As for incidents like the one involving ACS, "all companies - whether the principal or the vendor - need to make sure that employees are trained on appropriate security techniques, including how to recognize common security risks like phishing. That is obviously an important element of protection for any company," he adds.
Indeed, the security risks posed by vendors appear to be growing worries for many healthcare provider organizations.
Just last week, a group of healthcare CISOs announced they had partnered with the Health Information Trust Alliance - best known for its Common Security Framework - in an effort to reduce the security risks posed by vendors (see CISO Council to Address Vendor Risk Management).
The new Provider Third Party Risk Management Council said its member organizations will require their vendors to become HITRUST CSF certified within the next 24 months in the quest to improve uniformity and efficiency in the way organizations review the security controls and practices of third-party vendors that handle sensitive patient data.
Healthcare entities that don't have the wherewithal to pressure all their vendors to obtain HITRUST CSF or other certifications can take other steps to better assess the security practices of their business associates.
"Few organizations can sufficiently audit all of their vendors," notes privacy attorney Adam Greene of the law firm Davis Wright Tremaine. "So I recommend taking a risk-based approach, focusing on vendors who have access to large amounts of protected health information, but have not produced evidence that their information security has recently been independently assessed."
Covered entities can ask business associates what controls framework they have adopted and whether they have been tested against it, Greene adds. "I don't think a covered entity necessarily has to insist on a particular controls framework, but it may be a red flag if the business associate cannot point to any or simply states that they comply with the HIPAA Security Rule, which I do not think of as a detailed controls framework."
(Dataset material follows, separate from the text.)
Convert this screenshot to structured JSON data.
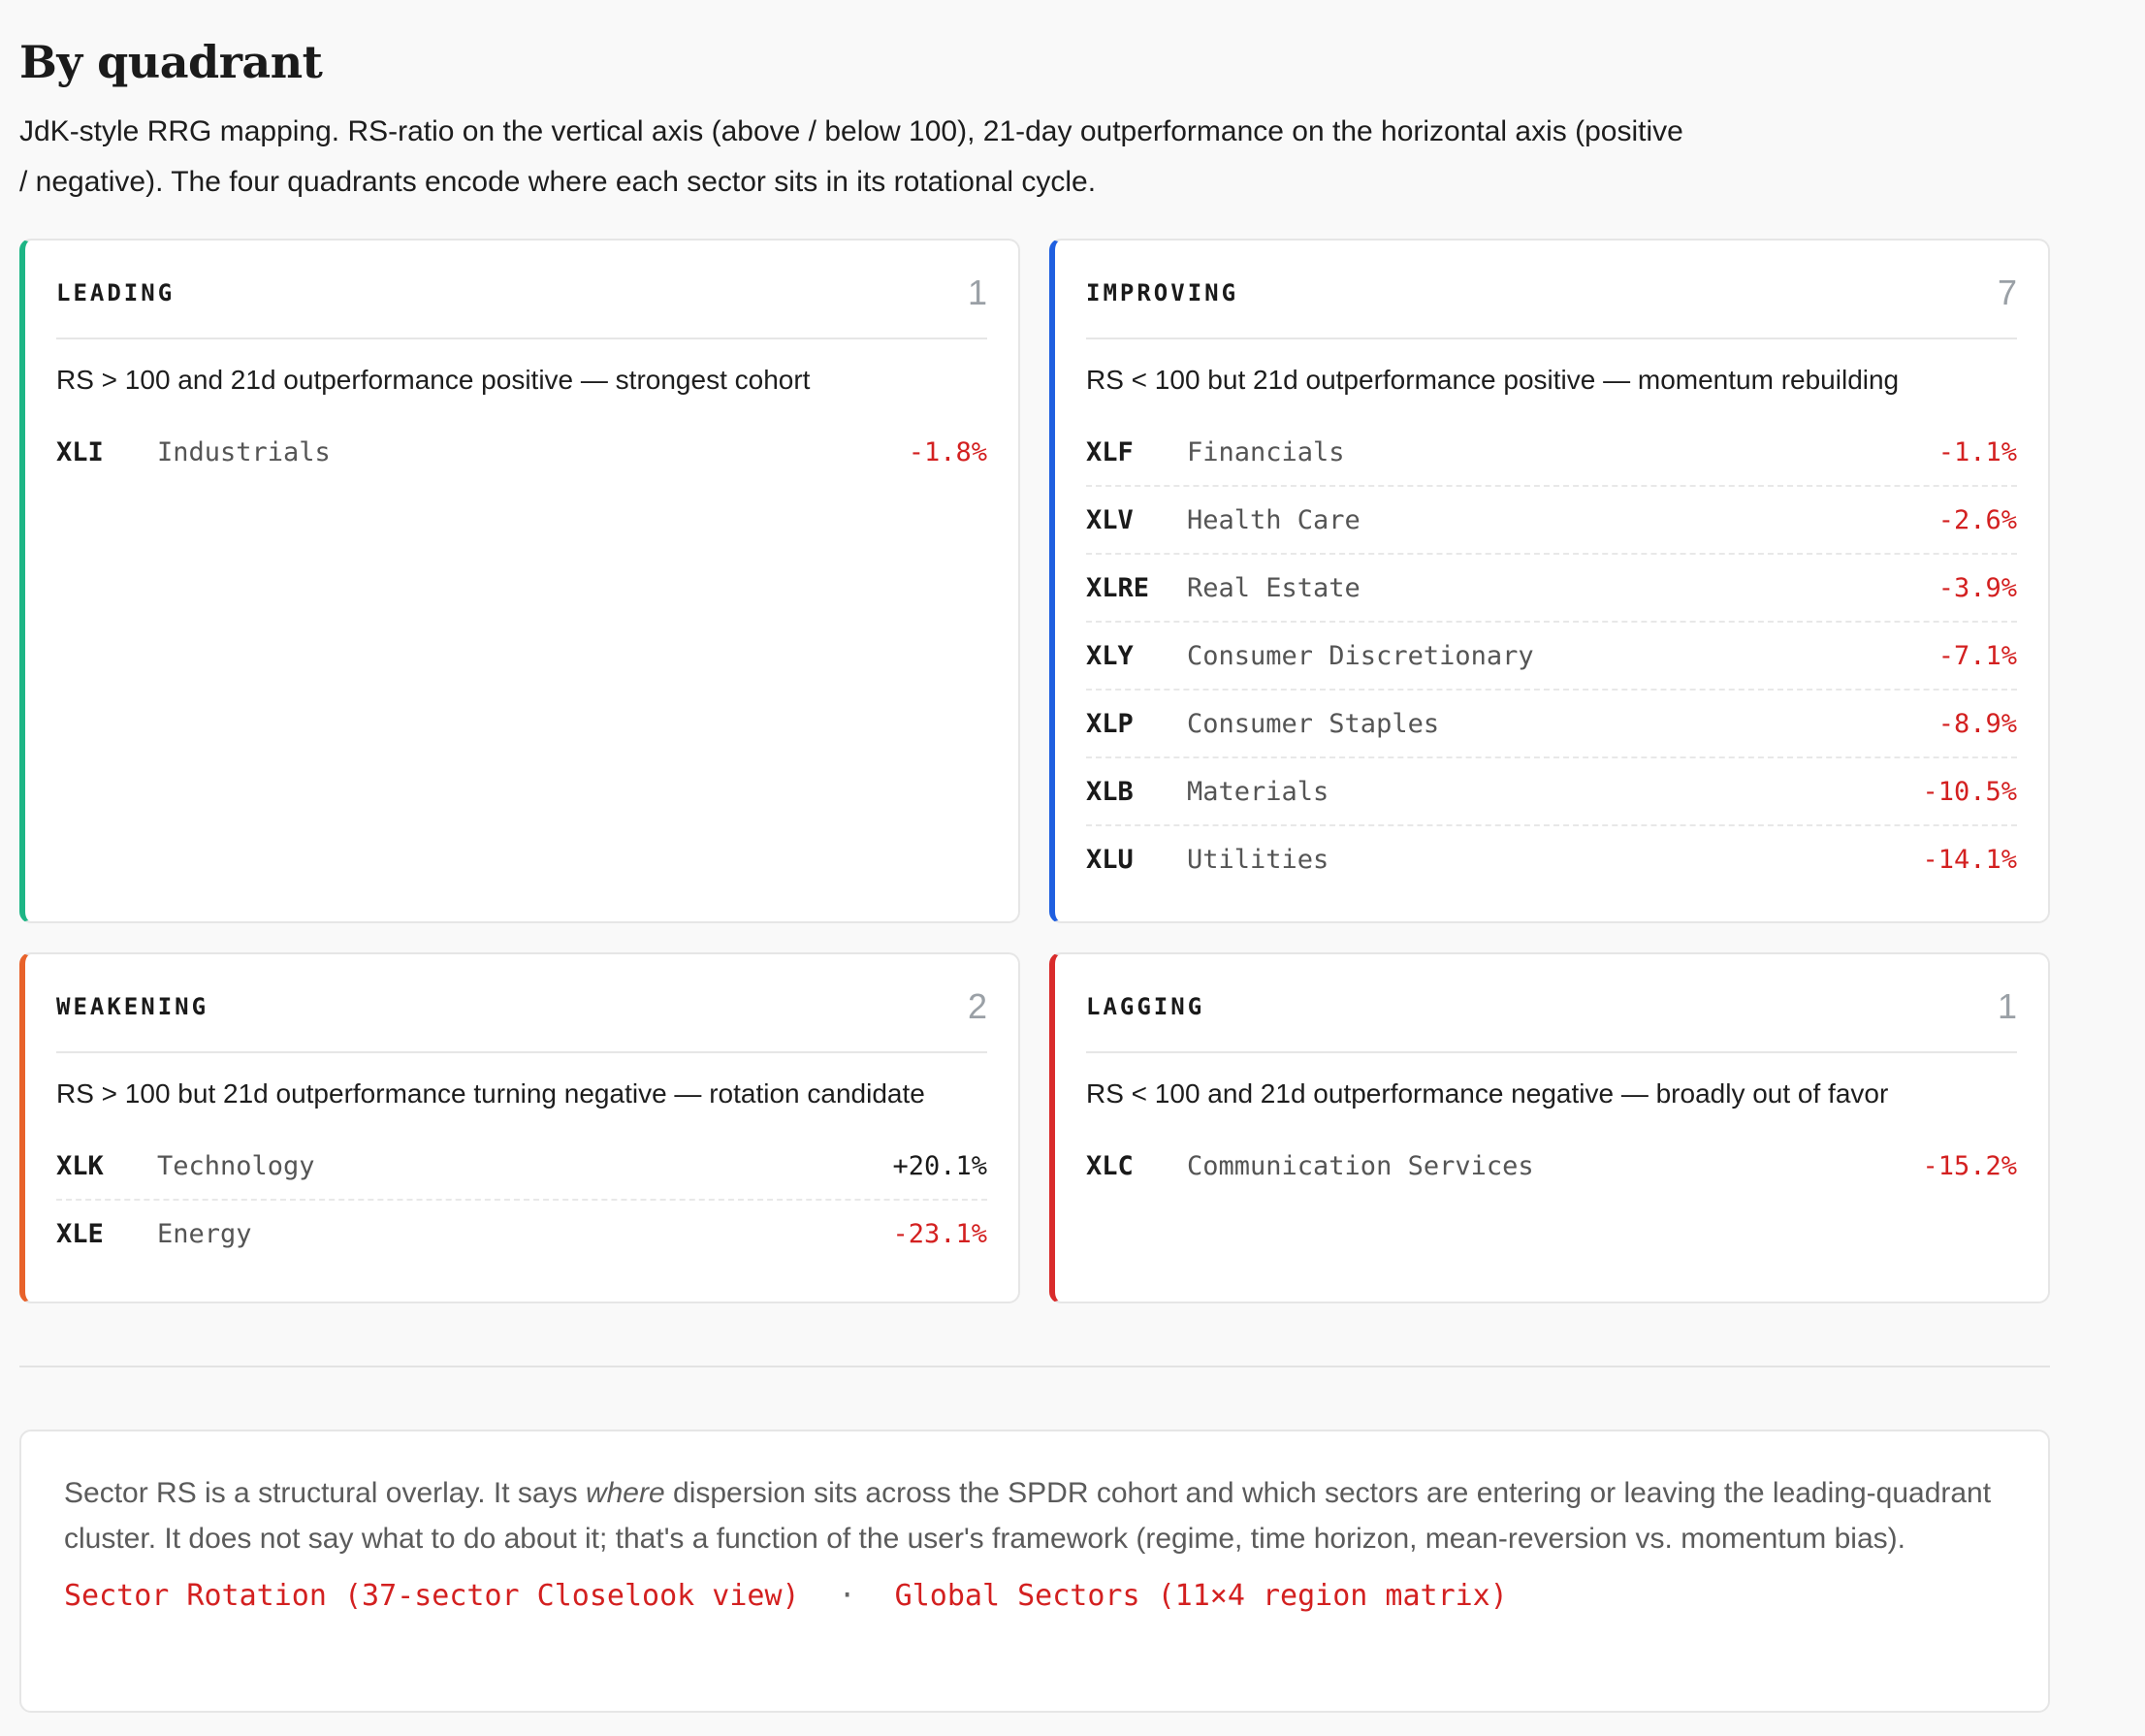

Nevertheless, Kate Borten, president of security and privacy consulting firm The Marblehead Group, says many covered entities need to do a better job assessing their business associates' HIPAA compliance efforts.
"Signing a BA agreement may strictly meet the rules, but is not enough in reality," she says.
Additionally, many small and midsize covered entities "struggle with their own compliance and often face staff and budget constraints, making BA oversight a lower priority, if it's even on the list," she says.
"HIPAA's security rule includes the 'evaluation standard,' a requirement to routinely assess compliance and security practices, and this applies both to CEs and to BAs," she notes. While HITRUST CSF certification is one way to vet BAs, it is not the only approach to assessing and validating an organization's compliance, she points out.
"Note that U.S. taxpayer-funded National Institute of Standards and Technology provides a free security framework, and ISO, the International Organization for Standardization, also has internationally accepted security standards," she says. "BAs should be prepared to provide at least a high-level summary of a security compliance audit, including remediation, to their CEs."